Or l'exonération de cotisations sociales rend plus avantageux pour l'employeur de faire travailler plus longtemps un même salarié, au détriment de l'embauche. (Approbations sur les bancs du groupe socialiste, radical et citoyen.)
Et quand vous prétendez ensuite vouloir inciter les bénéficiaires de minima sociaux à se réinsérer dans le marché du travail, vous êtes dans une contradiction totale. Cela nuit au contraire à la valeur du travail légal. C'est le pouvoir d'achat qui sera sacrifié par cette évolution, car les heures supplémentaires serviront à masquer la stagnation des salaires. Votre idéologie vous pousse, depuis plusieurs années, à individualiser toujours davantage les relations du travail. Nous vous disons qu'au contraire, la question des rémunérations et du pouvoir d'achat devrait être au coeur d'une grande négociation sociale ; tous les salariés, comme ceux qui cherchent un emploi et aspirent à le devenir, devraient pouvoir profiter des fruits de la croissance de manière équitable.
En ce qui concerne le revenu de solidarité active, je me suis moi-même, lors de la précédente législature, – le Journal officiel en fait foi – appuyée sur le rapport publié en 2005 par vous-même, monsieur Hirsch, qui étiez alors président d'Emmaüs, pour démontrer que le Gouvernement aurait pu mieux faire, être dans une démarche plus novatrice et plus dynamique.
Ma conception de la politique me conduit à rester dans la droite ligne des convictions que je défendais alors : la création d'un revenu de solidarité active, permettant aux allocataires du RMI d'améliorer leur situation, est une bonne idée. Néanmoins, il est de notre devoir de pointer les insuffisances du texte que vous présentez, les zones d'ombre qui subsistent, les possibles effets pervers dans sa mise en oeuvre.
Le RSA représente un progrès pour ceux qui sont le plus près de l'emploi. Mais quel avenir offrons-nous à tous les autres ? Pour avoir siégé pendant six ans, un lundi par mois, dans une commission locale d'insertion, je peux vous dire qu'un tiers des allocataires tirera bénéfice de ce coup de pouce et qu'un tiers en tirerait peut-être parti si nous y consacrons beaucoup de moyens. Mais nous savons qu'un tiers au moins n'en tirera aucun profit. Même si ces derniers ont vocation eux aussi à s'inscrire dans une démarche d'insertion, ce n'est pas celle du RSA : pour eux, l'insertion ne commence pas par le travail, mais par le logement, la santé, la formation notamment.

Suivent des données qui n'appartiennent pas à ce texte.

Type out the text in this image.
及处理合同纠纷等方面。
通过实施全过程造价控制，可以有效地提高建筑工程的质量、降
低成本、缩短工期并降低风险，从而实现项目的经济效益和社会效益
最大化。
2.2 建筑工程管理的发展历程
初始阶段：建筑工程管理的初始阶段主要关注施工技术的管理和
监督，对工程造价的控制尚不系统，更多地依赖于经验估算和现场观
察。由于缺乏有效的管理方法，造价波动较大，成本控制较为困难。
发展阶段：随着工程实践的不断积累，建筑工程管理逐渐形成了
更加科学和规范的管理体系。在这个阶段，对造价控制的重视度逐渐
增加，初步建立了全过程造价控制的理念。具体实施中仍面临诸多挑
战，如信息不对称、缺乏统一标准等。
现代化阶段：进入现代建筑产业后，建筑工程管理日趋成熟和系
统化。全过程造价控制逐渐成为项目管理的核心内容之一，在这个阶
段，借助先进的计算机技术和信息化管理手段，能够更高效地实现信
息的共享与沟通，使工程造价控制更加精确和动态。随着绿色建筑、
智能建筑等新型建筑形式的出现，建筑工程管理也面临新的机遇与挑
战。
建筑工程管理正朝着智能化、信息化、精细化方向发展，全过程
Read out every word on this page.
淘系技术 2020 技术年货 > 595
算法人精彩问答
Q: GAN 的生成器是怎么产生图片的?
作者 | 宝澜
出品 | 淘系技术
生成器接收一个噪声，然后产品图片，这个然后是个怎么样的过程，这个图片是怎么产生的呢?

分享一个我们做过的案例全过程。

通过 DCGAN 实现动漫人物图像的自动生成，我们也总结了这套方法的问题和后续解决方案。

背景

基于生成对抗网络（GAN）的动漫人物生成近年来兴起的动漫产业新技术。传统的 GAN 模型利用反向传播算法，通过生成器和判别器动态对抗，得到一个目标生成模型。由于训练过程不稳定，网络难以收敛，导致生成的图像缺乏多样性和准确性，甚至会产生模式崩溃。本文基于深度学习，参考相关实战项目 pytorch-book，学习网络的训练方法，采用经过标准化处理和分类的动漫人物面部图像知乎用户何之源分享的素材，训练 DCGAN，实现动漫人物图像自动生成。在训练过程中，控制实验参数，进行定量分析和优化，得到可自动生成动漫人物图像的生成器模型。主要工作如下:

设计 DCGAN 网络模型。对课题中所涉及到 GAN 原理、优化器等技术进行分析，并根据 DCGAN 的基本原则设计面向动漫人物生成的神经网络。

Que deviendront, à terme, ces milliers de femmes et d'hommes, sur la situation desquels votre projet fait l'impasse ?
Nous sommes sincèrement inquiets du devenir de l'ensemble des minima sociaux. Voulez-vous les supprimer à terme ? Si votre objectif est de leur substituer le RSA, comme j'ai cru l'entendre en commission, cela nous paraît dangereux : qu'adviendra-t-il de leurs allocataires ?
Enfin, le financement de votre dispositif ne nous paraît pas clair. Quelle part exacte – c'est quand même un sujet sérieux – reviendra aux départements ? Vous devez savoir que la confiance est rompue, car les fonds dus par l'État aux départements depuis la décentralisation du revenu minimum d'insertion n'ont pas été versés. C'est ainsi, pour la seule année 2006, 1 milliard d'euros que l'État doit aux conseils généraux, et nous savons qu'à cela s'ajoutera le coût d'autres réformes que nous avons déjà votées et qui sont applicables en 2008 ou 2009. Les conseils généraux ont un vrai problème pour assurer toutes ces décentralisations qui leur reviennent sans jamais avoir les financements de l'État. (Exclamations sur les bancs du groupe de l'Union pour un mouvement populaire.)